Roasted Tomato-Basil Soup
3 pounds ripe plum or Roma tomatoes, quartered
1/4 cup plus 3 tablespoons good olive oil
1 tablespoon kosher salt
1 1/2 teaspoons freshly ground black pepper
2 cups chopped yellow sweet onions (2 onions)
2 stalks of celery - diced
6 garlic cloves, minced
1/4 teaspoon crushed red pepper flakes
2 (16-ounce) cans of fire roasted tomatoes (can be seasoned – garlic, basil etc...)
½ cup marinated sun dried tomatoes
4 cups fresh basil leaves, packed
1 teaspoon fresh thyme leaves
1-quart vegetable stock
Preheat the oven to 400 degrees F. Toss together the plum/roma tomatoes, 1/4 cup olive oil, 1 cup of torn basil, salt, and pepper. Spread the tomatoes and basil in 1 layer on a baking sheet and roast for 45 minutes.
In an 8-quart stockpot over medium heat, sauté the onions and celery with 3 tablespoons of olive oil for about 3 minutes – Add in garlic and red pepper flakes and continue to sauté for an additional 5 minutes, until the onions just start to brown. Add the canned tomatoes, sun dried tomatoes, rest of the basil, thyme, and combine – then add in the vegetable stock.

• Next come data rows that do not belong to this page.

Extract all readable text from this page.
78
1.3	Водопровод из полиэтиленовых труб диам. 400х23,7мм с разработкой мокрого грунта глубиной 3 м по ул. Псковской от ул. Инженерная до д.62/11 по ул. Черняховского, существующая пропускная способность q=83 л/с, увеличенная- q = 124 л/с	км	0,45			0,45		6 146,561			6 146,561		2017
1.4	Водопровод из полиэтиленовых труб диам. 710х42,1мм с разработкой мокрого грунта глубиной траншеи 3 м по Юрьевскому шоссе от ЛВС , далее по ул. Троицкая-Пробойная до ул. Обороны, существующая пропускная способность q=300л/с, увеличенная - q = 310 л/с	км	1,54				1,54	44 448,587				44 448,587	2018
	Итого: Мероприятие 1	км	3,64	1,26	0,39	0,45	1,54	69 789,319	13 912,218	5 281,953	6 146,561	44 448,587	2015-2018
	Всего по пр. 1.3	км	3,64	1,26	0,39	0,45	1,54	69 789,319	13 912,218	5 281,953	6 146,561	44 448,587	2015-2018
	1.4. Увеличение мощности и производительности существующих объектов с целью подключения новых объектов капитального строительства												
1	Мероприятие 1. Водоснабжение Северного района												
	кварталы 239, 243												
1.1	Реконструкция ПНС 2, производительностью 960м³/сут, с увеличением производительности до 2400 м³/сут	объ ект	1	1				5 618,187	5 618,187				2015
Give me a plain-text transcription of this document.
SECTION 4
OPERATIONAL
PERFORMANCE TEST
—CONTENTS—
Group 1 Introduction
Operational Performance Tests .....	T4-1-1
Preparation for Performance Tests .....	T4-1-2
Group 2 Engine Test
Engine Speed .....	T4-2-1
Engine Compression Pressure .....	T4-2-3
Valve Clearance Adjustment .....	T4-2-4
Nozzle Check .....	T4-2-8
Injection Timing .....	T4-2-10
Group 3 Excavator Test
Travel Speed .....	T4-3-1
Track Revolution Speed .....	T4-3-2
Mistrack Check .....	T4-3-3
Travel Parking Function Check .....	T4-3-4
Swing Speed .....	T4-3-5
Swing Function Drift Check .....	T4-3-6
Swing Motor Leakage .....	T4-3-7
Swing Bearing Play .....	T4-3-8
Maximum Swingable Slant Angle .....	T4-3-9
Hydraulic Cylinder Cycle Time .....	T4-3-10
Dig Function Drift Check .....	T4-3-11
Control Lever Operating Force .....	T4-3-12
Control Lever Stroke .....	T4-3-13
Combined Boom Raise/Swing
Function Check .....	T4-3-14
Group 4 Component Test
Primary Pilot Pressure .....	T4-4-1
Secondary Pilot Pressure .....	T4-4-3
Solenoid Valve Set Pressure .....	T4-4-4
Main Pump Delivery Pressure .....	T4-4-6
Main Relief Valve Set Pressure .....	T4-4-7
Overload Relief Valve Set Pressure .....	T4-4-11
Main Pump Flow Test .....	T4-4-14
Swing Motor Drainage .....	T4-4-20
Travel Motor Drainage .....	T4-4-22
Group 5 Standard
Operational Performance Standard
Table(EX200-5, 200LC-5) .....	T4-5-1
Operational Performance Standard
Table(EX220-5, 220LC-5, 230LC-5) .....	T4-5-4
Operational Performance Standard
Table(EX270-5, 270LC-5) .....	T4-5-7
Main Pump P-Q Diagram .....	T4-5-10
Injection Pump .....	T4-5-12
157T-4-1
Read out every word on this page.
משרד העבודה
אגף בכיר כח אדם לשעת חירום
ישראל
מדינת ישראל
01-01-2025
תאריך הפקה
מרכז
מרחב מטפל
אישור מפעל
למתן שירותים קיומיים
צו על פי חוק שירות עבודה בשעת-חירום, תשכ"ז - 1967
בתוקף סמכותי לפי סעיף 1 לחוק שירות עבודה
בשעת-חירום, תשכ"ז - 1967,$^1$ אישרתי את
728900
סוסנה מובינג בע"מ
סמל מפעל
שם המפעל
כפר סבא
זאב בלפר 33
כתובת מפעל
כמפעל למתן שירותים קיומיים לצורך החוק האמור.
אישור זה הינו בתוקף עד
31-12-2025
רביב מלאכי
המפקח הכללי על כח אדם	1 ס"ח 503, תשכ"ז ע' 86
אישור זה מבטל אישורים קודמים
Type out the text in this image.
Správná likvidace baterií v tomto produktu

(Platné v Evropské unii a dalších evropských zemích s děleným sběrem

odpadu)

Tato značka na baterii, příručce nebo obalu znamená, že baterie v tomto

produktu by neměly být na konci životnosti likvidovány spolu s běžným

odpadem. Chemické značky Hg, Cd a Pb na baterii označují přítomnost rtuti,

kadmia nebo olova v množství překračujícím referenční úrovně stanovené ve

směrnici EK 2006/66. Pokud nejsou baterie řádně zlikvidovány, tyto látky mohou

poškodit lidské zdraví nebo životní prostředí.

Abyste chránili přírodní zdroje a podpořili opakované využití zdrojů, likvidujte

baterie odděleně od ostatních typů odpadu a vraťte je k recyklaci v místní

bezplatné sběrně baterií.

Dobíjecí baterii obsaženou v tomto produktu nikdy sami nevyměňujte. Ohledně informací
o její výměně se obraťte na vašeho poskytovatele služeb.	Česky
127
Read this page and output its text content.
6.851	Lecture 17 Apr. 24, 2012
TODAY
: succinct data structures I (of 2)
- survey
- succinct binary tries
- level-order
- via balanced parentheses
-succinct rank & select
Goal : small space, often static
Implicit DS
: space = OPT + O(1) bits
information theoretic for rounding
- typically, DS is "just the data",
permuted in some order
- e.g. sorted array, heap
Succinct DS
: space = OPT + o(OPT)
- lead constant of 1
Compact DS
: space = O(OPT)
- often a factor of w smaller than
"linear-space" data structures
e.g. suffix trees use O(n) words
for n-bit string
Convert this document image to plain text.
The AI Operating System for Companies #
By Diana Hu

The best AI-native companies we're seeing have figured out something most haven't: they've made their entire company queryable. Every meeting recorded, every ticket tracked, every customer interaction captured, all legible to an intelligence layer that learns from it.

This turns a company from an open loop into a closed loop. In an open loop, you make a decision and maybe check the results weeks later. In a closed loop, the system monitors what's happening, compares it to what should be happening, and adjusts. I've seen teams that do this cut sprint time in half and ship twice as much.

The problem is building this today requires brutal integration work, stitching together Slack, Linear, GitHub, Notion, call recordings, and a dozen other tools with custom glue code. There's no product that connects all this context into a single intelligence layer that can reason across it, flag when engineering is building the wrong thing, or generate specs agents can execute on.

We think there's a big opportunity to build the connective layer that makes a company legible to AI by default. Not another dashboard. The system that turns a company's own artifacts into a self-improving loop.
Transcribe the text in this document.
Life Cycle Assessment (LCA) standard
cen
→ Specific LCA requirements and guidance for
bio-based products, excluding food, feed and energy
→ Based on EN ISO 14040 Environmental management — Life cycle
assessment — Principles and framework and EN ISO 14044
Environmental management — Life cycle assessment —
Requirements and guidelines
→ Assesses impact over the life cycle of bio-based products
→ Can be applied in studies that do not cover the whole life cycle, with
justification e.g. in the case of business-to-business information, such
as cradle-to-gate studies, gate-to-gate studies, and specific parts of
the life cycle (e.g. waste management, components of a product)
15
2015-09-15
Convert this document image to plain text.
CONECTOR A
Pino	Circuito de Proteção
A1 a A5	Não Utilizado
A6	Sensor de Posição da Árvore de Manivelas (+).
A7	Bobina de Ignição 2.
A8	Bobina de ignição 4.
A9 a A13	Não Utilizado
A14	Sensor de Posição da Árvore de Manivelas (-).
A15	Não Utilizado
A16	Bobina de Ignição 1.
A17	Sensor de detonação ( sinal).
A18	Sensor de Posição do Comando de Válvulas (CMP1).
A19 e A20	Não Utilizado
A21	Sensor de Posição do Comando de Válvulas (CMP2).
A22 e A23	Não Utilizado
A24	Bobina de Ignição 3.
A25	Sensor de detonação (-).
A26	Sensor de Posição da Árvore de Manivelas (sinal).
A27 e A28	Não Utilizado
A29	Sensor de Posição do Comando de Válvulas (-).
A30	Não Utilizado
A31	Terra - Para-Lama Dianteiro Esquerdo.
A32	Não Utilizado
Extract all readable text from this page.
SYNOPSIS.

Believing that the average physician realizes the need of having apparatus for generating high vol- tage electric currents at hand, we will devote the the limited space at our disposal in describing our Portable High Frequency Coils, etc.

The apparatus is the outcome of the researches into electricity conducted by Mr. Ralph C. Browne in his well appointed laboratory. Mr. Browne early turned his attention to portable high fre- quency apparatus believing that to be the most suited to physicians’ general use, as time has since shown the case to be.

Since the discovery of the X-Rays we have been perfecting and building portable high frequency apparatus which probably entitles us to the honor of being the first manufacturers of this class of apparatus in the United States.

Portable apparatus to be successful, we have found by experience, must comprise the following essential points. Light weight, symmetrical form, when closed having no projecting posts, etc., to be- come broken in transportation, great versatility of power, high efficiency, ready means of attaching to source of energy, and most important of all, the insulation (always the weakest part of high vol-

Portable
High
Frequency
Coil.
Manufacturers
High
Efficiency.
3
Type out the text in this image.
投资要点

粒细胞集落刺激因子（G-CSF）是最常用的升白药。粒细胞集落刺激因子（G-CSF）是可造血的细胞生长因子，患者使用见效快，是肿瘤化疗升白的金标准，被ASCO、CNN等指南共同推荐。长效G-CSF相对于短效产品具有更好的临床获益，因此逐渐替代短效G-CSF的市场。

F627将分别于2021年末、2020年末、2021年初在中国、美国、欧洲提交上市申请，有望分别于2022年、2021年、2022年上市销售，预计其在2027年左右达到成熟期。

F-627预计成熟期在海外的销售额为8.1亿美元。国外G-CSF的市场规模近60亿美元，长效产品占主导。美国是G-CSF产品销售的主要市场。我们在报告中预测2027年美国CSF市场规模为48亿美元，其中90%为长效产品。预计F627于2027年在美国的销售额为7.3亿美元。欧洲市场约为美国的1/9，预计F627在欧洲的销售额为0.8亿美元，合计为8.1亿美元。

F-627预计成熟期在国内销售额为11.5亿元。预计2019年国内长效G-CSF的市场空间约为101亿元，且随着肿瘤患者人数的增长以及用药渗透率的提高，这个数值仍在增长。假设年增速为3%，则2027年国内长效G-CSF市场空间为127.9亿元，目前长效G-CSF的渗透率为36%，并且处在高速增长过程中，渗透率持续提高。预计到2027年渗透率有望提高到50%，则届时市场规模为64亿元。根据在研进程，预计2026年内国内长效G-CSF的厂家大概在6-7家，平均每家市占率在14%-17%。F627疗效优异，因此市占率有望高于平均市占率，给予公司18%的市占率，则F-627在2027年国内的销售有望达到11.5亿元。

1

Add the oven-roasted tomatoes and basil, including the liquid on the baking sheet. Bring to a boil and simmer uncovered for 40 minutes. Blend with either a stick or stand blender (depending on how smooth you want the soup). Taste for seasoning. Serve hot or cold with a nice piece of crunchy garlic bread! Enjoy!